The dang monocle probably gave him some kind of X-ray vision. Mr. Morrison had probably known from the minute Eddie walked in the shop that he had exactly $27.50 in his pocket.

But damn it. Who paid two hundred dollars for earrings?

Eddie thought of all the things he could buy with two hundred dollars. A used guitar. An Xbox. A stereo for his car. Tickets to the next great concert in Richmond.

Hamburgers at The Big Top for the rest of the
year.

But then he thought of Binky.

He hadn't seen a single frame of the movie last night. While the U.S. Air Force blasted the incoming aliens with great big exploding guns, Binky had fed Eddie popcorn, piece by piece, from her fingertips to his lips.

Then, when he was pretty much ready to explode himself, she had begun to put the pieces on the tip of her tongue, and let him come and get them.

By the time the last alien went up in smoke, Eddie was a wreck. He'd probably never be able to smell butter again without getting turned on and stuttering like a moron.

“Anything else I can show you, son?”

Eddie flushed at Mr. Morrison's tone. The question wasn't serious. Mr. Morrison hadn't moved a muscle. He didn't intend to show dead-broke Eddie Mackey anything at all, except where the door was.

But at that moment the bell over the glass entrance jangled, and in walked Mrs. Tremel, dressed in a tight blue summer dress that just barely covered the important spots.

Eddie wondered if the fates had sent her to him. She had said something the other day about needing a guy to mow her lawn. At the time, he had told her he was completely booked up. He didn't see how he could fit another customer into his weekends.

How stupid had that been? Shoot, he didn't need to sleep late on Saturdays. He could always get up a couple of hours earlier.

If only she hadn't already hired someone else…

“Hi, Mrs. Tremel,” Eddie said, smiling politely. “I'm really glad you came in. I was just about to call you.”

“You were? That's nice.” She smiled at him, her slick red lipstick revealing very large, very straight white teeth. She had a dimple, too, just like Binky, but Mrs. Tremel's hair was big around her face, kind of messed up in a super-expensive way.

She was an awesome-looking woman, considering she had to be at least, what, almost thirty? And she'd already been married and divorced.

Man, what kind of guy divorced a hot woman like that? Her breasts stuck out as round and firm as beach balls, and her ass was exactly the right shape to get the palms of your hand around.

Damn it, Mackey. Chill!
He mentally shook the
image out of his mind and forced his gaze to focus just over her left shoulder. She'd never hire him if she thought he was a little creep.

“Yes, ma'am, I was wondering if you still need someone to do your lawn. I was thinking, if you did, that maybe I could squeeze you in.”

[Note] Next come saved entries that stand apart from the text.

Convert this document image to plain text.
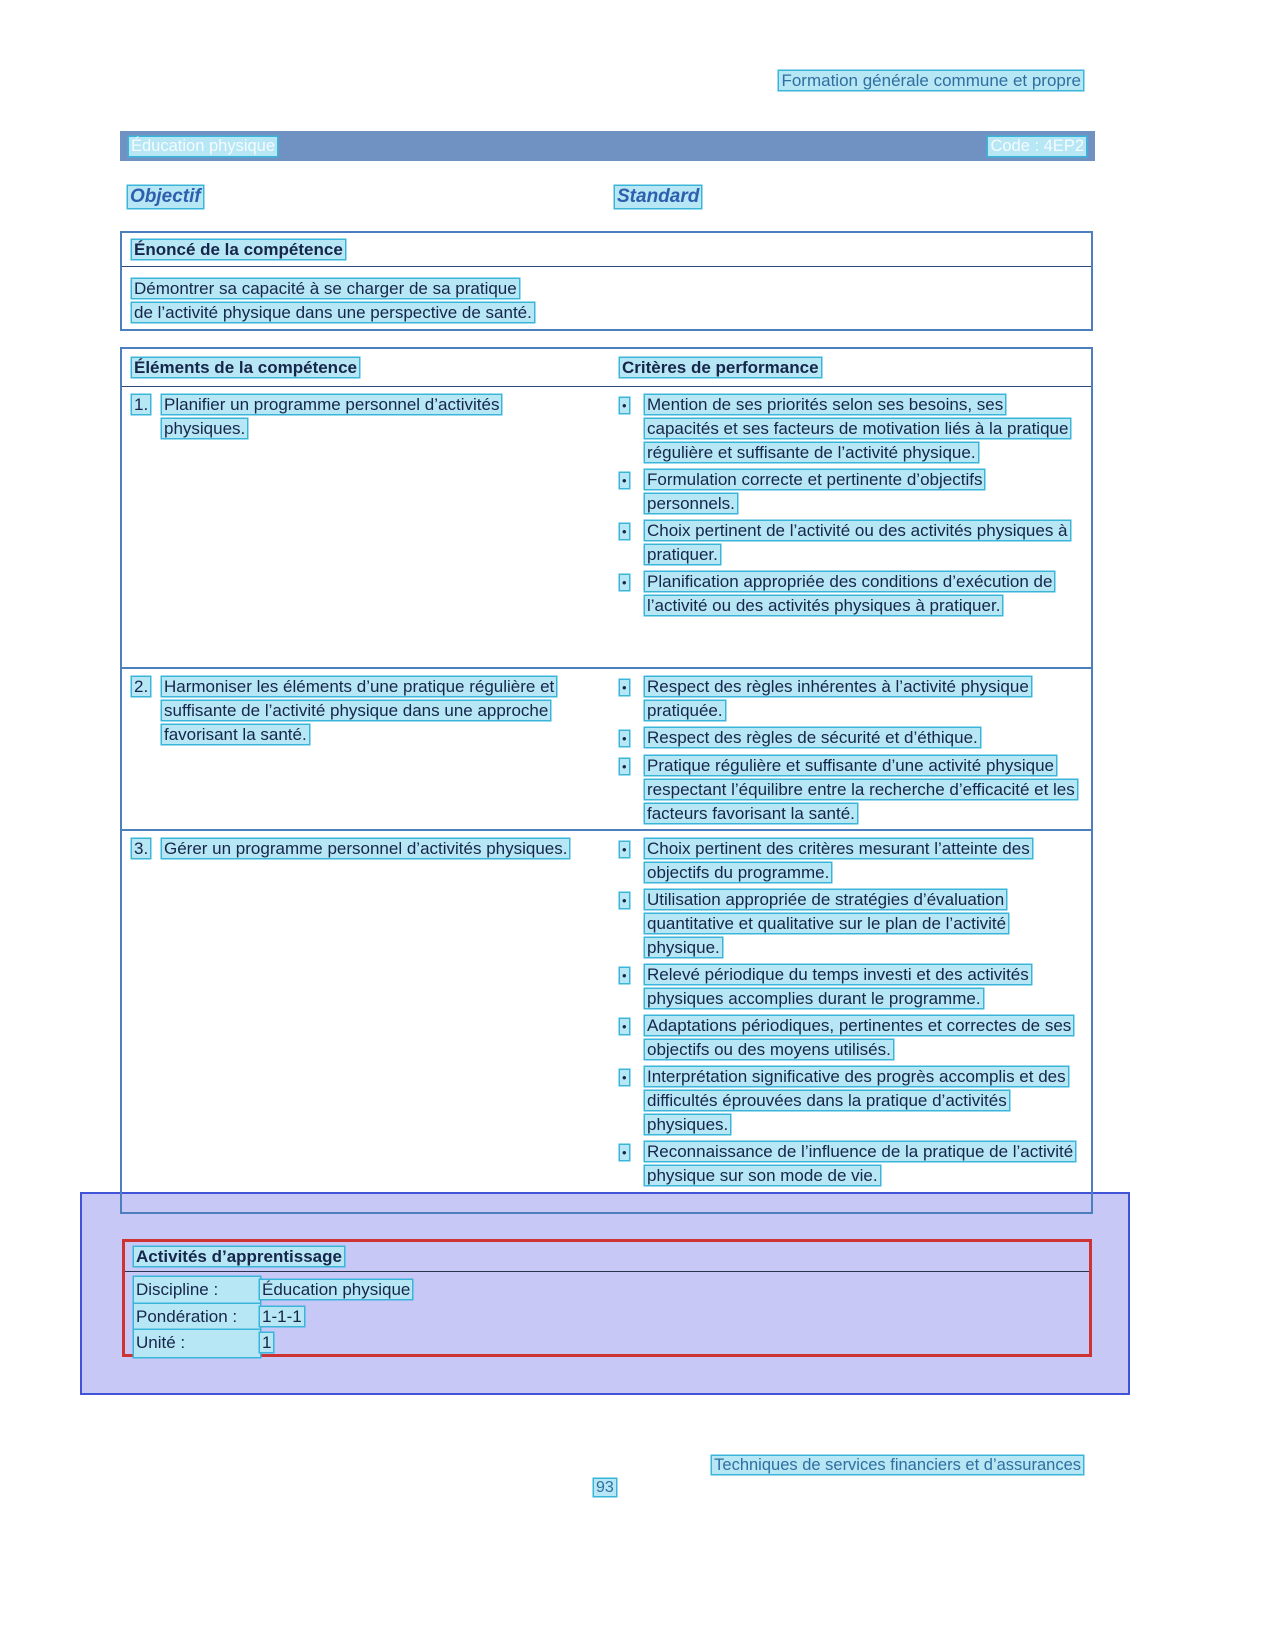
Formation générale commune et propre
Éducation physique	Code : 4EP2
Objectif	Standard
Énoncé de la compétence
Démontrer sa capacité à se charger de sa pratique
de l’activité physique dans une perspective de santé.
Éléments de la compétence	Critères de performance
1. Planifier un programme personnel d’activités physiques.
•	Mention de ses priorités selon ses besoins, ses capacités et ses facteurs de motivation liés à la pratique régulière et suffisante de l’activité physique.
•	Formulation correcte et pertinente d’objectifs personnels.
•	Choix pertinent de l’activité ou des activités physiques à pratiquer.
•	Planification appropriée des conditions d’exécution de l’activité ou des activités physiques à pratiquer.
2. Harmoniser les éléments d’une pratique régulière et suffisante de l’activité physique dans une approche favorisant la santé.
•	Respect des règles inhérentes à l’activité physique pratiquée.
•	Respect des règles de sécurité et d’éthique.
•	Pratique régulière et suffisante d’une activité physique respectant l’équilibre entre la recherche d’efficacité et les facteurs favorisant la santé.
3. Gérer un programme personnel d’activités physiques.	•	Choix pertinent des critères mesurant l’atteinte des objectifs du programme.
•	Utilisation appropriée de stratégies d’évaluation quantitative et qualitative sur le plan de l’activité physique.
•	Relevé périodique du temps investi et des activités physiques accomplies durant le programme.
•	Adaptations périodiques, pertinentes et correctes de ses objectifs ou des moyens utilisés.
•	Interprétation significative des progrès accomplis et des difficultés éprouvées dans la pratique d’activités physiques.
•	Reconnaissance de l’influence de la pratique de l’activité physique sur son mode de vie.
Activités d’apprentissage
Discipline :	Éducation physique
Pondération :	1-1-1
Unité :	1
Techniques de services financiers et d’assurances
93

She smiled slowly. He flushed, wondering if she thought he had meant something dirty. But then he remembered that grown-ups didn't do that, didn't read sexual innuendos into every single word.

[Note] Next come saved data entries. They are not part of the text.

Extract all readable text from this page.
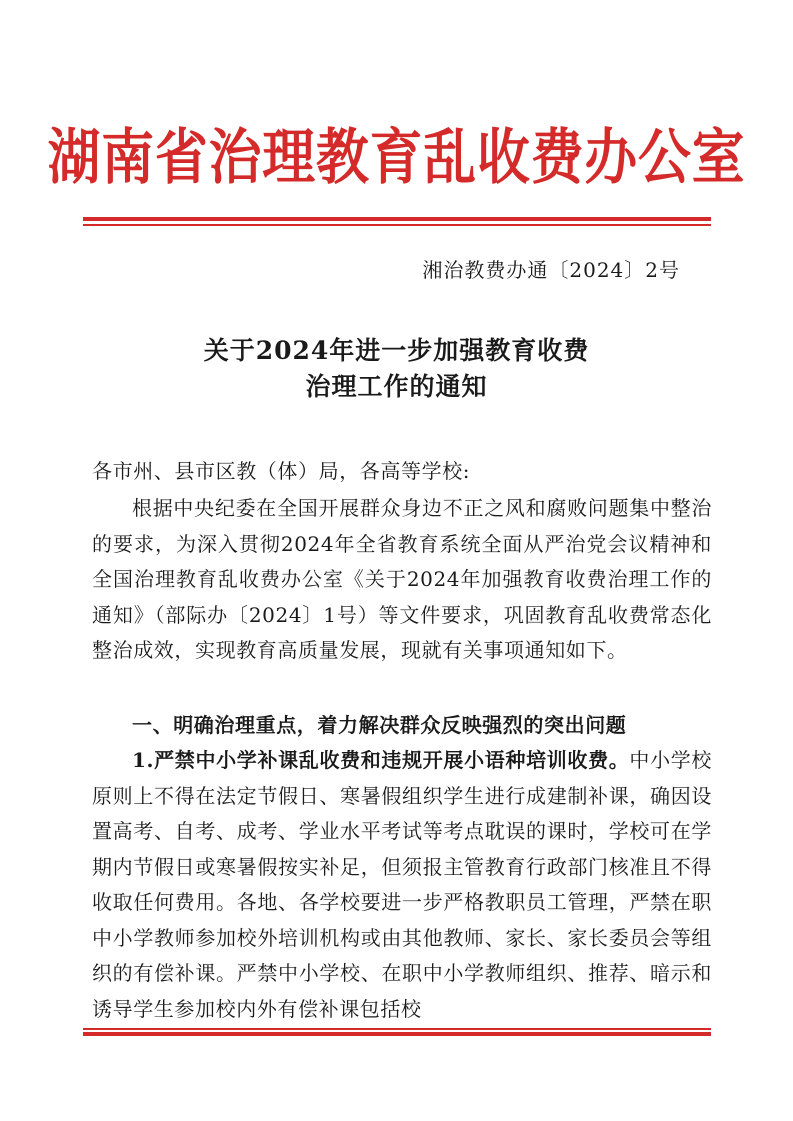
湖南省治理教育乱收费办公室
湘治教费办通〔2024〕2号
关于2024年进一步加强教育收费
治理工作的通知
各市州、县市区教（体）局，各高等学校:
根据中央纪委在全国开展群众身边不正之风和腐败问题集中整治的要求，为深入贯彻2024年全省教育系统全面从严治党会议精神和全国治理教育乱收费办公室《关于2024年加强教育收费治理工作的通知》（部际办〔2024〕1号）等文件要求，巩固教育乱收费常态化整治成效，实现教育高质量发展，现就有关事项通知如下。
一、明确治理重点，着力解决群众反映强烈的突出问题
1.严禁中小学补课乱收费和违规开展小语种培训收费。中小学校原则上不得在法定节假日、寒暑假组织学生进行成建制补课，确因设置高考、自考、成考、学业水平考试等考点耽误的课时，学校可在学期内节假日或寒暑假按实补足，但须报主管教育行政部门核准且不得收取任何费用。各地、各学校要进一步严格教职员工管理，严禁在职中小学教师参加校外培训机构或由其他教师、家长、家长委员会等组织的有偿补课。严禁中小学校、在职中小学教师组织、推荐、暗示和诱导学生参加校内外有偿补课包括校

Must be nice to be a grown-up. Frankly, it would be a lot less stressful to think about something other than sex.

“That's great, Eddie,” she said, grinning. “I would be very happy to be squeezed!” She laughed slightly, as if they had shared a cute joke.

He laughed, too.
Ha ha. Nice one, Mrs. Tremel.

“Let's see,” she said. “I guess now we just need to agree on a price. Exactly what do you offer?” She held out her hands, palms up. “I think I'm going to need everything you've got. I haven't had a service in a very long time.”

Eddie took a deep breath and focused on being a grown-up.
She's not coming on to you, moron.
It was just that last night with Binky had left him all revved up and nowhere to race. His mind was one big cloud of sex fumes.

But he noticed that even Mr. Morrison was listening curiously, forgetting to study his tiny little watch workings. And Mrs. Tremel was still smiling.

Well, okay, maybe she
was
flirting with him a little. She was that type. She was gorgeous, and she liked men. He realized that the idea made him feel kind of cool. He wished Binky were here to see it.

“I can do whatever you want, Mrs. Tremel,” he said. He put on his most professional voice, eager to show her he was practically an adult who took his job seriously. It was true. He'd be eighteen in a couple of weeks. That was an adult, in every way that mattered.